Friday, July 10, 2015

The false notion of women being more often the victims of crimes

There's an extremely pervasive notion in our culture that women are much more prone to be the victims of violent crime (especially by strangers) than men. You know, the notion that women have to constantly fear for their safety when walking alone on the street, especially at night, while men have no such reason to fear. A notion promoted by feminists. Such feminists just love to spout how this is a "male privilege" (ie. that men do not have to fear walking alone at night, while women have to constantly fear.)

Yet, when you look at the actual statistics, they depict a rather different picture. For example, a report by the U.S. Department of Justice named "Violent Victimization Committed by Strangers, 1993-2010" tells a rather opposite story. For instance, this graph in the report is quite telling:

It depicts the rate of violent crimes per 1000 persons age 12 or older, by sex of the victim. There are two quite striking features to the graph:
  1. Violent crime has decreased quite significantly in the United States since 1993.
  2. Men have always been much more likely to be victims of violent crime by strangers than women.
Statistics tell us that men are, and have always been, more likely to be victims of violent crimes by strangers, yet our society still has the strong perception of the reverse being true (a notion that feminists just love to abuse.)

This got me thinking: Why does this notion exist?

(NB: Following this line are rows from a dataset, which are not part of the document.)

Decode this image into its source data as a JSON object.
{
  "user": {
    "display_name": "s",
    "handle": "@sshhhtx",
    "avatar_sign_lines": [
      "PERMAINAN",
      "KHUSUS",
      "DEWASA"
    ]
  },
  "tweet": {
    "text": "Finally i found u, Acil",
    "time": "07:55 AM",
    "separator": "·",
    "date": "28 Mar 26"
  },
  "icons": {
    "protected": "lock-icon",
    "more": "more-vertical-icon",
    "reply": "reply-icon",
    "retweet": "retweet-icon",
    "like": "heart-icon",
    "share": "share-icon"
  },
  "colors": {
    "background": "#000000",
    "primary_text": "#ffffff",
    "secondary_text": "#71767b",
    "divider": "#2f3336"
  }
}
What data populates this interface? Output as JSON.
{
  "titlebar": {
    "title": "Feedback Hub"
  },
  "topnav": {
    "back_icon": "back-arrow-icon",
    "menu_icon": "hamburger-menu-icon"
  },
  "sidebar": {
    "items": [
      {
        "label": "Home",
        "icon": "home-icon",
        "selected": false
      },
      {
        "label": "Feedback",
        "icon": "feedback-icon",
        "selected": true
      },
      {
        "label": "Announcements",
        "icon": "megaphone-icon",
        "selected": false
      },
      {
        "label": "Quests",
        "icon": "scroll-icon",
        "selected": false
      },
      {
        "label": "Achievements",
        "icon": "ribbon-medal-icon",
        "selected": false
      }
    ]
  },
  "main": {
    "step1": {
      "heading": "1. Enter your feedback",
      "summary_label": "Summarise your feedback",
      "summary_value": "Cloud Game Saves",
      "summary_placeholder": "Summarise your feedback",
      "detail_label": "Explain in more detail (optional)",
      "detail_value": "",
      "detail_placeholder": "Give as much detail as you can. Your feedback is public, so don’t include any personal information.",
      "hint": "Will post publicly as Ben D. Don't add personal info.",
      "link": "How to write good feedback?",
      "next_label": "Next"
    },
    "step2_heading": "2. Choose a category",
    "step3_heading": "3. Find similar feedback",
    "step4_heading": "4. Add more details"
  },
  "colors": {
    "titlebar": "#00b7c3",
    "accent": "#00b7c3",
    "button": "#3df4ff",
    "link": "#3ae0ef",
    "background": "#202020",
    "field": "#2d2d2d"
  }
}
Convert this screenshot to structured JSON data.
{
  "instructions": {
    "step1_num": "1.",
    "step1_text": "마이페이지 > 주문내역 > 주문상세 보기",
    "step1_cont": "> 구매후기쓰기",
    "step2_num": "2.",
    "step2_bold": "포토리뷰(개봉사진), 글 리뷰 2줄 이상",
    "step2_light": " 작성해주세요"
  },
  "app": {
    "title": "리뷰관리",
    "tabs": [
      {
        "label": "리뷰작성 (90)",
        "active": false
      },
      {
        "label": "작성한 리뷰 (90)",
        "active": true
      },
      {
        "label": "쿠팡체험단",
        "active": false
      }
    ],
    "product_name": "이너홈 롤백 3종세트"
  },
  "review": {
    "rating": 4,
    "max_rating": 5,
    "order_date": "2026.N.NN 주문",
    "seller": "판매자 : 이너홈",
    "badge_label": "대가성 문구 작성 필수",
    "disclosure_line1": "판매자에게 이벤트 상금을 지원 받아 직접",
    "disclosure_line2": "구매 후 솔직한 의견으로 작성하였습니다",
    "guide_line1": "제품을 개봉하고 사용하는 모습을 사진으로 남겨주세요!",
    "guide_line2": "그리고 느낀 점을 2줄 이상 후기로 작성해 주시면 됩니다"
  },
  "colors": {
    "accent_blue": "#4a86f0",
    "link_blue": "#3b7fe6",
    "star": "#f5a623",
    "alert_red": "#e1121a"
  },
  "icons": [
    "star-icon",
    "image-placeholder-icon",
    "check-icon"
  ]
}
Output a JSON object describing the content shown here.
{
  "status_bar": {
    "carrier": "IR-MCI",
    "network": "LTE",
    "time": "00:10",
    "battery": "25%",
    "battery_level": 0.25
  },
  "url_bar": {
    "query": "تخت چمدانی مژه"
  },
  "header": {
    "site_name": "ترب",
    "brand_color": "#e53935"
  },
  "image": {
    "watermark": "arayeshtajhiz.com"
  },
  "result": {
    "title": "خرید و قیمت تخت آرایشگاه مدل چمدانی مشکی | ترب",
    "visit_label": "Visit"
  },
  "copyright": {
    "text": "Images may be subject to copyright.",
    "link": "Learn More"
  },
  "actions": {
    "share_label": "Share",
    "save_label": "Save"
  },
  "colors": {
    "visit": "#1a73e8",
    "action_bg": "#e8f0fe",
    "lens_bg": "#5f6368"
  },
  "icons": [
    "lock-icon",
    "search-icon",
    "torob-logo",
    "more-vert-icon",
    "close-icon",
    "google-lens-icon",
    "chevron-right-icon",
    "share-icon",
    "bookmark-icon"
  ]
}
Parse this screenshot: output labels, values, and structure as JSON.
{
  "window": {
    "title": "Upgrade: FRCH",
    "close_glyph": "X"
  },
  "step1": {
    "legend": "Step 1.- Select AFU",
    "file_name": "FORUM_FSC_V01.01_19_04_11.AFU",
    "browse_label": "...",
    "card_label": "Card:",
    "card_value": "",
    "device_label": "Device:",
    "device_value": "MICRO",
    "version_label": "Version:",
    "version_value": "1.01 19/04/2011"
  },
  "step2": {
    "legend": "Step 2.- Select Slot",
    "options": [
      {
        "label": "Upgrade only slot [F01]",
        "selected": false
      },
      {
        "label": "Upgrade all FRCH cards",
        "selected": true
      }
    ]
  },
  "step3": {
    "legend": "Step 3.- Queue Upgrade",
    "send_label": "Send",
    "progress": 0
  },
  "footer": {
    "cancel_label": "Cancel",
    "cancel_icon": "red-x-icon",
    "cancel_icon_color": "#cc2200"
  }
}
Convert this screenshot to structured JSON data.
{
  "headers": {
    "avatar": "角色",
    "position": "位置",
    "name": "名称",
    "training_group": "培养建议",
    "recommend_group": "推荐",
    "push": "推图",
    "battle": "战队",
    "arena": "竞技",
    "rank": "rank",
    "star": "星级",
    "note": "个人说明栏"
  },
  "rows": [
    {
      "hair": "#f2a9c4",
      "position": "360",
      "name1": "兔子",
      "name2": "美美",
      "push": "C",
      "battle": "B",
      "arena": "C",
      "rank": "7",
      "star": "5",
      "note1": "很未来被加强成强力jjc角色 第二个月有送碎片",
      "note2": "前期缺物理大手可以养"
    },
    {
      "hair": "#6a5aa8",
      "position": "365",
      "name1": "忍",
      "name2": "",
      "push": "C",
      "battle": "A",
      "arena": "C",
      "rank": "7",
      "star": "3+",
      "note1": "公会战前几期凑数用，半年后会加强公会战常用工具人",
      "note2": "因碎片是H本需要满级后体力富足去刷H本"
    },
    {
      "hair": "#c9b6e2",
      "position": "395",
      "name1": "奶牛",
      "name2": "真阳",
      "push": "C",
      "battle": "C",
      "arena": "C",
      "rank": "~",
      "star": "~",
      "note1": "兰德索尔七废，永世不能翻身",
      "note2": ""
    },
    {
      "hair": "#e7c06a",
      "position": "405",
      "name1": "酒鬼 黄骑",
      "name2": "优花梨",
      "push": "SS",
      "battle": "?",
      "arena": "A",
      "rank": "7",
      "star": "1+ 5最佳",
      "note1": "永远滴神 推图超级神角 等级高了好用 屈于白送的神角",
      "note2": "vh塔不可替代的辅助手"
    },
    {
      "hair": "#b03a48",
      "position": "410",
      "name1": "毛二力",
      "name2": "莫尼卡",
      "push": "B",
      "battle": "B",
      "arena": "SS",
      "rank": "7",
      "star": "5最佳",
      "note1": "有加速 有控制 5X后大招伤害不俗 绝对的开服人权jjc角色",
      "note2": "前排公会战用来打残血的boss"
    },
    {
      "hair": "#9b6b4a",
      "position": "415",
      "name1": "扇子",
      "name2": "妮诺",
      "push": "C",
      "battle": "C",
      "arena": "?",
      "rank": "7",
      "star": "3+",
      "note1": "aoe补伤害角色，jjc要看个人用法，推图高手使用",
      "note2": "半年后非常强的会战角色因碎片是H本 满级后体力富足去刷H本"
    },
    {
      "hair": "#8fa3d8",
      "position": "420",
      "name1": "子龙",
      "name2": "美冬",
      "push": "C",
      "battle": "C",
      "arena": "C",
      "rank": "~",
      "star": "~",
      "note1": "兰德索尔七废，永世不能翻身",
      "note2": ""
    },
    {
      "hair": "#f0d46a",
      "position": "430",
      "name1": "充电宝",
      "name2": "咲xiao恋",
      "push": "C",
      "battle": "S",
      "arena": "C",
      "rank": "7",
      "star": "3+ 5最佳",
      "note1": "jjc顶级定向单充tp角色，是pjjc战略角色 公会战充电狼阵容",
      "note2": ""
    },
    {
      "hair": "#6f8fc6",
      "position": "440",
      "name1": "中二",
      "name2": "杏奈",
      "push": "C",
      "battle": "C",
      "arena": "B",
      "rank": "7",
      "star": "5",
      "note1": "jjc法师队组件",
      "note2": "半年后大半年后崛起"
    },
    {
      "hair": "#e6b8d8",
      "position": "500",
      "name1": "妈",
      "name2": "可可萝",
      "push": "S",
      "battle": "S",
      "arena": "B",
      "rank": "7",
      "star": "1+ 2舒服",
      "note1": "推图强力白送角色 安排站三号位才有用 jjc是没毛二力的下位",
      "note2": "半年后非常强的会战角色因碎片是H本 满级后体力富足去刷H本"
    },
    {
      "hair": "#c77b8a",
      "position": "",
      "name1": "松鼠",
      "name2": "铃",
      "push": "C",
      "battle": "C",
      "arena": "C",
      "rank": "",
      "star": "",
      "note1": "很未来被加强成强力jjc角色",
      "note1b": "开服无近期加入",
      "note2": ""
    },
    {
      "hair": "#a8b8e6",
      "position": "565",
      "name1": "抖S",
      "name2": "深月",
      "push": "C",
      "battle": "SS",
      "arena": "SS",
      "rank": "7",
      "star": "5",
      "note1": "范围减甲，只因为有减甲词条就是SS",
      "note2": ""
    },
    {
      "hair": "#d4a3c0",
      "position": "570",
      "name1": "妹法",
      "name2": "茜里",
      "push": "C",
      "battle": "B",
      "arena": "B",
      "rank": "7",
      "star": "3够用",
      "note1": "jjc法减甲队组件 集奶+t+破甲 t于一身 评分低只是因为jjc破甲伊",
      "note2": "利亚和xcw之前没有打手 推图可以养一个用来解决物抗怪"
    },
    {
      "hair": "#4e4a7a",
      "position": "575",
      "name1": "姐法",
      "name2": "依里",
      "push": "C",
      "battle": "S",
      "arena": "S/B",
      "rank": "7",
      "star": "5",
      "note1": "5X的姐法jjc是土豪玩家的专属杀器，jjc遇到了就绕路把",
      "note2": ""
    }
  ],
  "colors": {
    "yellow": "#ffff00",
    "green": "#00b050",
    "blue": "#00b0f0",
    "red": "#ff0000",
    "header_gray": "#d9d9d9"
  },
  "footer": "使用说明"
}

Why do we think that the opposite of what's actually happening is true? While feminists promote the notion, and might have aggravated it somewhat, I don't think it exists because of them.

I have a hypothesis: It's because as a society we consider crimes against women more serious than against men. As a society we find it more horrible when women are the victims of violence than when men are. Because we more or less subconsciously consider it more horrible, we also pay more attention to it, which gives violence against women more prominence, which in turn gives us the false notion that violence against women is also more prevalent.

(Ultimately this difference in attitude, the fact that we react more strongly to women being the victims of violence than men, may stem from our evolutionary past, where we "learned" as a species to be more protective of women than men.)

In other words, as a society we are more protective of women than men, and consider violence against women more horrible than violence against men. Which is something that goes completely against the feminist narrative, which claims the opposite.

Feminists will happily ignore these statistics, and the reasons why we have these false notions, and the fact that as a society we tend to be more protective of women than men. They ignore it because they have an ideological and political agenda. They can't accept it because it goes against their beloved feminist narrative.